A troca de acusações entre George Clooney e Donald Trump voltou a subir de tom. Esta semana, o ator criticou uma ameaça do Presidente dos Estados Unidos ao Irão, considerando que as suas declarações são “crimes de guerra“, noticiou o The Guardian.
“Há quem diga que Donald Trump está bem. Mas quando alguém diz que quer acabar com uma civilização, é um crime de guerra”, disse Clooney, referindo-se à afirmação de Trump de que “uma civilização inteira” morreria na noite de terça-feira se o regime iraniano não reabrisse o Estreito de Ormuz.
https://observador.pt/2026/04/07/trump-ameaca-que-uma-civilizacao-inteira-morrera-esta-noite/
Durante um evento promovido pela Clooney Foundation for Justice, com cerca de 3.000 alunos do ensino secundário, em Cuneo, no norte de Itália, o ator sublinhou que é possível defender posições conservadoras “sem ultrapassar uma linha de decência“. “Pode-se continuar a apoiar o ponto de vista conservador, mas tem de haver um limite de decência e não o podemos ultrapassar”, acrescentou.
Em resposta, a administração norte-americana disse ao jornal The Independent que “a única pessoa a cometer crimes de guerra é George Clooney, pelos seus filmes horríveis e pela péssima capacidade de representação”.
Posteriormente, num comunicado enviado à revista Deadline, Clooney reiterou as críticas à Casa Branca, acusando Trump de recorrer a insultos em vez de justificar politicamente as suas declarações. “Famílias estão a perder os seus entes queridos. Crianças foram reduzidas a cinzas. A economia mundial está à beira do precipício. Este é um momento para um debate sério de alto nível. Não para insultos infantis“, pode ler-se na nota.
O ator, que agora também tem nacionalidade francesa, referiu ainda que um crime de guerra pode estar em causa “quando existe intenção de destruir fisicamente uma nação”, justificando as críticas ao discurso de Trump.
https://observador.pt/2025/12/30/george-clooney-mulher-e-filhos-obtiveram-a-nacionalidade-francesa-para-proteger-a-privacidade-da-familia/
Esta não é a primeira vez que ambos se envolvem em troca de acusações. Em 2016, o ator afirmou, durante o Festival de Cannes, que era “impossível” Trump chegar à Presidência dos Estados Unidos porque “o medo não é algo que sirva para manipular um país” — previsão que falhou. Após as eleições, e já depois de Trump ter sido eleito, Clooney disse: “Temos um demagogo na Casa Branca”.

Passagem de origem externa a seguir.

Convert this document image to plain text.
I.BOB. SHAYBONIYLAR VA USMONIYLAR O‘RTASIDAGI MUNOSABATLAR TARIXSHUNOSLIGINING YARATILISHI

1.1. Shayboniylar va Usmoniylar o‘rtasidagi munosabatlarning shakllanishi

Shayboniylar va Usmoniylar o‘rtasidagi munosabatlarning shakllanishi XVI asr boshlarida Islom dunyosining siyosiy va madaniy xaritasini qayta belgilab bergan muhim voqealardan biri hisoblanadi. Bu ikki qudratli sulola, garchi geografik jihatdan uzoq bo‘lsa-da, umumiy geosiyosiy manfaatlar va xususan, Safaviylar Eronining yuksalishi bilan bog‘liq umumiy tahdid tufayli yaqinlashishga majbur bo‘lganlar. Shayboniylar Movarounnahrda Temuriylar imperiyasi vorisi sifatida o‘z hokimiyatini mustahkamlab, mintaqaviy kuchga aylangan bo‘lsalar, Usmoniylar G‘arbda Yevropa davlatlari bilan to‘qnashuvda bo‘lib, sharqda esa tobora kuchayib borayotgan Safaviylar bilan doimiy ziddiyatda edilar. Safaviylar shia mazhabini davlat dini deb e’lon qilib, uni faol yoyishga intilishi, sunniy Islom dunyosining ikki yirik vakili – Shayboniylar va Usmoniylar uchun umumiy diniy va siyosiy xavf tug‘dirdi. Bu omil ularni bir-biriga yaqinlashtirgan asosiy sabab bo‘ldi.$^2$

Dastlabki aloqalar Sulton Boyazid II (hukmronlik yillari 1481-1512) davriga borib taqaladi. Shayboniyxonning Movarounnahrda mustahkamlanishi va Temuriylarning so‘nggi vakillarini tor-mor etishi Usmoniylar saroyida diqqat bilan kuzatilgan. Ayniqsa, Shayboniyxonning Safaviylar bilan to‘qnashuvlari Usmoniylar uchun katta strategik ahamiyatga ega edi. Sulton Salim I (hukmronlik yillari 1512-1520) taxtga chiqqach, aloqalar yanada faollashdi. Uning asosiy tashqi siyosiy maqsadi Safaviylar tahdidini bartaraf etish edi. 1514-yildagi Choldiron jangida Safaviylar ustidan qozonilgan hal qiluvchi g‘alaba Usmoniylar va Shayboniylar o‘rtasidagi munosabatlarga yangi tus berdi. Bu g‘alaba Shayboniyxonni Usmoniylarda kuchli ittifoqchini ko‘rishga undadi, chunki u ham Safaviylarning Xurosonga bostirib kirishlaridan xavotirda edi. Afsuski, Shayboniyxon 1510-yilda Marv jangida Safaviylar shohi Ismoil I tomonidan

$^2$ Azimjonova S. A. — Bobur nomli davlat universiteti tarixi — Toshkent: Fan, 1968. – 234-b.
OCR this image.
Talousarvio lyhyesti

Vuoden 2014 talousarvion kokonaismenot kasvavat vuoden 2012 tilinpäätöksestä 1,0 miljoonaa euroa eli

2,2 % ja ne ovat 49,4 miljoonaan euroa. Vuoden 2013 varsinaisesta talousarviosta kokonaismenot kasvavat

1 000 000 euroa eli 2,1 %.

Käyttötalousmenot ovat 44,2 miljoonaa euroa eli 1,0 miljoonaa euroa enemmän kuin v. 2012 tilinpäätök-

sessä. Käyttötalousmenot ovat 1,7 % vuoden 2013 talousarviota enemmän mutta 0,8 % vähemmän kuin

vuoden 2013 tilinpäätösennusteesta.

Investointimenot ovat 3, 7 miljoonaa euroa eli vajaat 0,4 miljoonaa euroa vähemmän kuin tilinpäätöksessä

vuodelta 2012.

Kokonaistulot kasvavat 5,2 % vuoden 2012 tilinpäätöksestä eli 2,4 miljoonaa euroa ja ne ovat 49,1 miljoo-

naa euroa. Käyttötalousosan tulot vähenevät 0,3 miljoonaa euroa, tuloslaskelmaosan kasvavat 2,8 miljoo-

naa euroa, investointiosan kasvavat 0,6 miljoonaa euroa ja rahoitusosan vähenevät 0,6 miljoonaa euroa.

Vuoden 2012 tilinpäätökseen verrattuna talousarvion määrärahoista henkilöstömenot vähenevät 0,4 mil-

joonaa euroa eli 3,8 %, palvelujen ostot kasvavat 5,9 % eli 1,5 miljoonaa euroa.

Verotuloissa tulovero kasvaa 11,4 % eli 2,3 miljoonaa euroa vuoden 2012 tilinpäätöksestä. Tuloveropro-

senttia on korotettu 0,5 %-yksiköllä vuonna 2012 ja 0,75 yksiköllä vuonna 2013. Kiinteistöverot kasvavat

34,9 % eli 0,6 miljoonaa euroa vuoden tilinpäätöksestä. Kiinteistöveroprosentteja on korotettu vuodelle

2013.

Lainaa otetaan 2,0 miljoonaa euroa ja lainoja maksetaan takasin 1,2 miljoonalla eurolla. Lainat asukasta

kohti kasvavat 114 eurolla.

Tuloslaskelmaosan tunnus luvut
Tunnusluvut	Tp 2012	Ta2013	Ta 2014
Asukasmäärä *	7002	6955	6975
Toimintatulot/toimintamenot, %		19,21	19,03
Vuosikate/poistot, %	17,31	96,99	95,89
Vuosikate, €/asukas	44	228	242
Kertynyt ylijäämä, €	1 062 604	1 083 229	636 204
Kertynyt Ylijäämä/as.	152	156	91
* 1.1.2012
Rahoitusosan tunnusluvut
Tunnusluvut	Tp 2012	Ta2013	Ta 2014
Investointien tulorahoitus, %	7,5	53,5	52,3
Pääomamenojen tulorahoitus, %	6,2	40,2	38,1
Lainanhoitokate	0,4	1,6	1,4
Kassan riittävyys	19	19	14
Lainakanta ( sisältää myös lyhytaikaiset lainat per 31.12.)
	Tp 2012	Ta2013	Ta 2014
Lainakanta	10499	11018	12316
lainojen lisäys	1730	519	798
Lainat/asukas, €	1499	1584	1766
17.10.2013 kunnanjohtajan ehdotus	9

Em março de 2025, Trump disse que Clooney era “um ator de segunda categoria“, após este ter comentado a liberdade de imprensa nos Estados Unidos. Durante o evento desta semana, Clooney brincou com estas críticas: “Chamarem-me ator falhado é algo com o qual até concordo, tendo em conta que participei em Batman & Robin“.
Já no início deste ano, o líder norte-americano escreveu, nas redes sociais, que a aquisição de nacionalidade francesa por parte da família Clooney é uma “boa notícia”, uma vez que George e a mulher, Amal Alamuddin Clooney, são “dois dos piores prognosticadores políticos de todos os tempos”.
https://observador.pt/2026/01/02/boa-noticia-trump-reage-a-nova-nacionalidade-da-familia-clooney-e-acusa-franca-de-fazer-pessima-gestao-da-imigracao/
Apesar de Clooney ter sido, segundo a Forbes, o sétimo ator mais bem pago do mundo em 2024, Trump desvalorizou a carreira do ator na sua publicação, escrevendo que “recebeu mais publicidade pela política do que pelos seus poucos e medíocres filmes”. “Não é de todo uma estrela de cinema, mas sim um tipo comum que se queixa constantemente do senso comum na política”, concluiu.